Here are two bits of SQL. This one looks for reminders that should be updated:

select a.description, a.activity_end_time, ((c.entity_id MOD 28)+1) as newDay,
    DATE_ADD(DATE_SUB(a.activity_end_time, INTERVAL (DAY(a.activity_end_time)-1) DAY), INTERVAL (c.entity_id MOD 28) DAY) as newDate,
    p.name, c.name, c.entity_id from acts a
join participations pp on pp.act_id = a.act_id and pp.arch_short_name = 'participation.patient'
join entities p on p.entity_id = pp.entity_id
join entity_relationships er on er.target_id = p.entity_id
    and er.arch_short_name = 'entityRelationship.patientOwner'
    and isnull(er.active_end_time)
join entities c on c.entity_id = er.source_id    
where a.arch_short_name = 'act.patientReminder'
and a.activity_end_time >= DATE_SUB(CURDATE(), INTERVAL (DAY(CURDATE())-1) DAY)
and DAY(a.activity_end_time) <> ((c.entity_id MOD 28)+1)
#and c.entity_id = 1130
order by c.entity_id;

Note the commented out second last line.
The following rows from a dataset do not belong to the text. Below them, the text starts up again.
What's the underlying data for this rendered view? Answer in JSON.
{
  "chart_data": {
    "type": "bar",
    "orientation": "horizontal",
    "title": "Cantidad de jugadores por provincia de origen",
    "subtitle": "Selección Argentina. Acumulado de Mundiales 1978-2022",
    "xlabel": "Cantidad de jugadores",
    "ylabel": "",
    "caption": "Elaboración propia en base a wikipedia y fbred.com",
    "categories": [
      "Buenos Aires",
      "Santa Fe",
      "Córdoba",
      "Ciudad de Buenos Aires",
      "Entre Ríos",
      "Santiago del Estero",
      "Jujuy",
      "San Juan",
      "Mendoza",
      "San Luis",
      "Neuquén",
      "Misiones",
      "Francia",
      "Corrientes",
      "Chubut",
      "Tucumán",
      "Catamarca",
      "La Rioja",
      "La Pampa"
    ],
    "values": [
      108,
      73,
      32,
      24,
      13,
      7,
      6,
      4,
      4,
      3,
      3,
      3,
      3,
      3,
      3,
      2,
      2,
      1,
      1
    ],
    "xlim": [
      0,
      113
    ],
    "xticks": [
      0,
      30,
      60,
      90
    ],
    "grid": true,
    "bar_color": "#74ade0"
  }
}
I was using this to check my update code. I also switched the '<>' in the prior line to '=' so that I could check that the dates had been updated as expected.

Here is the update query:

update acts a
join participations pp on pp.act_id = a.act_id and pp.arch_short_name = 'participation.patient'
join entities p on p.entity_id = pp.entity_id
join entity_relationships er on er.target_id = p.entity_id
    and er.arch_short_name = 'entityRelationship.patientOwner'
    and isnull(er.active_end_time)
join entities c on c.entity_id = er.source_id  
set a.activity_end_time = DATE_ADD(DATE_SUB(a.activity_end_time, INTERVAL (DAY(a.activity_end_time)-1) DAY), INTERVAL (c.entity_id MOD 28) DAY)
where a.arch_short_name = 'act.patientReminder'
#and c.entity_id = 1130
and a.activity_end_time >= DATE_SUB(CURDATE(), INTERVAL (DAY(CURDATE())-1) DAY)
and DAY(a.activity_end_time) <> ((c.entity_id MOD 28)+1);

Again, note the commented out 3rd last line. I was using this to only update one customer's reminders.

Using the above may screw things in the cases where your 'logically together' reminders are split across a month boundary. These will be split do that they are a month apart.